There has been an almost 75 surge in the stock price of the San Francisco-based retailer and it rose by 2 per cent after the company made the announcement on Thursday and reported a profit for the first quarter.
Following the hit to its business at the peak of the health crisis last year which was preceded by years of weak sales because of severe competition and a shift of consumers online shopping, Gap is reaping the benefits of a quarter that is being viewed as a boom quarter for the retail sector.
Celebrity partnerships, including those with rapper Kanye West's Yeezy and Olympic gymnast Simone Biles, as well as a focus on online selling are the two strategies that the company’s Chief Executive Officer Sonia Syngal has worked on for the revival of the company's brands since last year's low.

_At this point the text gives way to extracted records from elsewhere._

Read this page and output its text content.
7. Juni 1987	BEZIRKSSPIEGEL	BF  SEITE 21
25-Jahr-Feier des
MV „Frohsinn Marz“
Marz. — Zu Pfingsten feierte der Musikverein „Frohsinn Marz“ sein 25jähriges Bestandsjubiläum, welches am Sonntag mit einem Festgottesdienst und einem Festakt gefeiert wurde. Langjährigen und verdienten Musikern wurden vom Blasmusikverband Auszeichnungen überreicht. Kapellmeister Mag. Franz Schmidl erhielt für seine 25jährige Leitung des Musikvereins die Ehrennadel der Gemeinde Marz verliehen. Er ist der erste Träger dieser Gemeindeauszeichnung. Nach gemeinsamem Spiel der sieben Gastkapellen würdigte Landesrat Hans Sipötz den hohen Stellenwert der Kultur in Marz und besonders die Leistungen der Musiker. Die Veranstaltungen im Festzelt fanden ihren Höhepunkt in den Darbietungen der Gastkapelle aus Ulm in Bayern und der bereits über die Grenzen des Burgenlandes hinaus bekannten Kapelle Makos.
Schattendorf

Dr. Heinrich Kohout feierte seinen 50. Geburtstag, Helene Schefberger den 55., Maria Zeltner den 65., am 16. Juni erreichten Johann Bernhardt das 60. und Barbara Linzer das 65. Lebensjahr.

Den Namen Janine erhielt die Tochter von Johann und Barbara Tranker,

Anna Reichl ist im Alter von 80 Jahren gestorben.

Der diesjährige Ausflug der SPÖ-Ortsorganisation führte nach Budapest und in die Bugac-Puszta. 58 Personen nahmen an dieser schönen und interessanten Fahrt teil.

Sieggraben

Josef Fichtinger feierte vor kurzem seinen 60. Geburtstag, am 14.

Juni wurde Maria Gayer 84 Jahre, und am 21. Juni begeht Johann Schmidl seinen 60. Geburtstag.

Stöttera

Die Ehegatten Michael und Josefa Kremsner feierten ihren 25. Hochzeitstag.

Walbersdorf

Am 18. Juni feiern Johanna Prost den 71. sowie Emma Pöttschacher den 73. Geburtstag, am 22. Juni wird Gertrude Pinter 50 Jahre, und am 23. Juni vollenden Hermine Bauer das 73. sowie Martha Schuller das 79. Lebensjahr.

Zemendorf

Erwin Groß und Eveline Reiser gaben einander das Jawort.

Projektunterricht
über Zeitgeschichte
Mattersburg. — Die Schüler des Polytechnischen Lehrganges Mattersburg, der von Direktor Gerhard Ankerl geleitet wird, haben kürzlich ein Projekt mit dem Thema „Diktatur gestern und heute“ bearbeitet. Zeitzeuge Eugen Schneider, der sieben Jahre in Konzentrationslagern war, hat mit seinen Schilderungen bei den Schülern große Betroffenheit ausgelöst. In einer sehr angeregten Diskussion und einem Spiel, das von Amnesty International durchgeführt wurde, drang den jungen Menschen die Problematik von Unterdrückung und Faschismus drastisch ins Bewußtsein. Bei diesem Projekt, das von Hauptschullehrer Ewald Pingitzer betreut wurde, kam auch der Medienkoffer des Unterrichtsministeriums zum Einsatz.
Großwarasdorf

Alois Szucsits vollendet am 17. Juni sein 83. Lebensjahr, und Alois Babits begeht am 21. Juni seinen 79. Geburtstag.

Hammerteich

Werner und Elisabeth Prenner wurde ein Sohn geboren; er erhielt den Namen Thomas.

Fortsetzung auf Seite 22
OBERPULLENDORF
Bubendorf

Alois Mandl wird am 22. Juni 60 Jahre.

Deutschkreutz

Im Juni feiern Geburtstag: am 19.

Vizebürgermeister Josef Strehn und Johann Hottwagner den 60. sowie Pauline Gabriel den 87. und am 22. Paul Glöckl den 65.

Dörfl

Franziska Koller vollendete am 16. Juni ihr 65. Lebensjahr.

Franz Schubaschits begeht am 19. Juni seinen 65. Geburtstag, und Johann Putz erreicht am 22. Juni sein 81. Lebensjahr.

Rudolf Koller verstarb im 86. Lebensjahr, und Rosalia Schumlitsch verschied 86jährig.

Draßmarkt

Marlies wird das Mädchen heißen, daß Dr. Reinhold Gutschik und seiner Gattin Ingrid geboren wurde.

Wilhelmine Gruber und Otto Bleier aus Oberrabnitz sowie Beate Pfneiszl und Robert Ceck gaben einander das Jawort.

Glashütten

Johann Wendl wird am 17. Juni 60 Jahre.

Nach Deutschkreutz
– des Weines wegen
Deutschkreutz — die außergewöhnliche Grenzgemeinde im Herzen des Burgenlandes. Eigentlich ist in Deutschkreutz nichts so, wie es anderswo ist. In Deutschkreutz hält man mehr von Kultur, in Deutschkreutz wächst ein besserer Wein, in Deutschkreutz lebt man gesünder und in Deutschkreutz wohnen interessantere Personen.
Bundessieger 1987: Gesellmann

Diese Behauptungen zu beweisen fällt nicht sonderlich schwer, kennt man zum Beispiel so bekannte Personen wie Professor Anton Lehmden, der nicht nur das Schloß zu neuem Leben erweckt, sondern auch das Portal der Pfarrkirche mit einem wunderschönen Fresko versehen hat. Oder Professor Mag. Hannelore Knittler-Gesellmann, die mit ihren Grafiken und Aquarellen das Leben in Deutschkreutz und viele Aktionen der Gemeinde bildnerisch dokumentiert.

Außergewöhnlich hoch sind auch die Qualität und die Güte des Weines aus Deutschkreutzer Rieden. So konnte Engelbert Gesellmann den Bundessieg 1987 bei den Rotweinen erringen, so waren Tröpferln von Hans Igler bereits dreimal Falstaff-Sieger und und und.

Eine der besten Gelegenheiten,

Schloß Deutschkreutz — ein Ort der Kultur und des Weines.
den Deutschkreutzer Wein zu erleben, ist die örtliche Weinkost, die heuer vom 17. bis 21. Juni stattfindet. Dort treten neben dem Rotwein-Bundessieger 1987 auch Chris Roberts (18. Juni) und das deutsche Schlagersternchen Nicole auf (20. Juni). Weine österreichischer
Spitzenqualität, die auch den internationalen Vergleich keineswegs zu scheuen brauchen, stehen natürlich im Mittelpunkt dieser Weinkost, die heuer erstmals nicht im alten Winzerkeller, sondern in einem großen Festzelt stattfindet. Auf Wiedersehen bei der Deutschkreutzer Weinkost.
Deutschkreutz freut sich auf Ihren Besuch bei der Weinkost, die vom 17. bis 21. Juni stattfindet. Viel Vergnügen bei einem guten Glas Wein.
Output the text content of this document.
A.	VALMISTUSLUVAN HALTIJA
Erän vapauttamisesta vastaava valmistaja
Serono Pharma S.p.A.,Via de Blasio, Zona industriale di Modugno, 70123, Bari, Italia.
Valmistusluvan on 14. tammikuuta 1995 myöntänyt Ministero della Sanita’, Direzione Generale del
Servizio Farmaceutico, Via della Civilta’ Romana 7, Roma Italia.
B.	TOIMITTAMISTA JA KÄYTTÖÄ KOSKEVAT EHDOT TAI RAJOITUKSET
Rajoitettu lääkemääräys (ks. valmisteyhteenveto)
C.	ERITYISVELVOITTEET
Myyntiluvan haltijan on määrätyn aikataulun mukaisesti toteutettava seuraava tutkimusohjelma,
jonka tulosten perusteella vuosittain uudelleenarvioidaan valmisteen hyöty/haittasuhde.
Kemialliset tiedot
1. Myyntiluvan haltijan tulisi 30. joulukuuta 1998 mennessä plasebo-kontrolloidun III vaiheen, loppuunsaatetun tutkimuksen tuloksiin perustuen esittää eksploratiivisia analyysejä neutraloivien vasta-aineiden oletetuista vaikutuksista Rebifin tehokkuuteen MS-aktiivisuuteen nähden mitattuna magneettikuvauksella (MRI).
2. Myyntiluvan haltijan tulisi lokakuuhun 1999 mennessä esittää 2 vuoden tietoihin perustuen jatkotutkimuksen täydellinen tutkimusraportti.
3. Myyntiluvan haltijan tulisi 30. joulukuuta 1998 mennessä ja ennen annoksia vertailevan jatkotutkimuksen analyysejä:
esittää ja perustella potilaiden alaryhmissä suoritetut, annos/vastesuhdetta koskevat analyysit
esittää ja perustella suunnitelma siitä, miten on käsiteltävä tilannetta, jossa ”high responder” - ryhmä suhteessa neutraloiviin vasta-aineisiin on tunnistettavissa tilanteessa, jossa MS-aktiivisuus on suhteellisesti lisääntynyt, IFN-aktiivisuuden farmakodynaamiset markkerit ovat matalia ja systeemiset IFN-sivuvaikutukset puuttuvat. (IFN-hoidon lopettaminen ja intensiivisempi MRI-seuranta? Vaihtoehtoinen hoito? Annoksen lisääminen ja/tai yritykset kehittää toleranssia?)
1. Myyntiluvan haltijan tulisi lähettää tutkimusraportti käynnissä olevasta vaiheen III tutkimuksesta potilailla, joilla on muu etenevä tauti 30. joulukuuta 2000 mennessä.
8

"We saw a resurgence in summer fashion with dresses rebounding, showing that customers are emerging from the crisis wanting to express their style," Syngal said.
Even with the physical stores of the company reopening, Syngal still expects the current trend of digital sales to continue while also expecting sustained growth in demand for active and fleece apparel because consumers will be looking for comfort and convenience.
The company forecast growth in its net sales to be in the low-to-mid 20 per cent range compared to year earlier where as it had previously projected growth to be in the mid-to-high teens.
According to IBES data from Refinitiv, analysts were forecasting sales growth of 17.8 per cent for the current year.
The company expects its diluted earnings to be between $1.55 and $1.70 per share for the year compared to its previous forecast of $1.20 to $1.35.
There was an 89 per cent year on year surge in the company’s net sales in the first quarter to $3.99 billion which beat estimates of analysts of $3.45 billion. The company’s net income for its latest completed quarter was at $166 million compared with a loss of $932 million. On an adjusted basis, Gap earned 48 cents per share.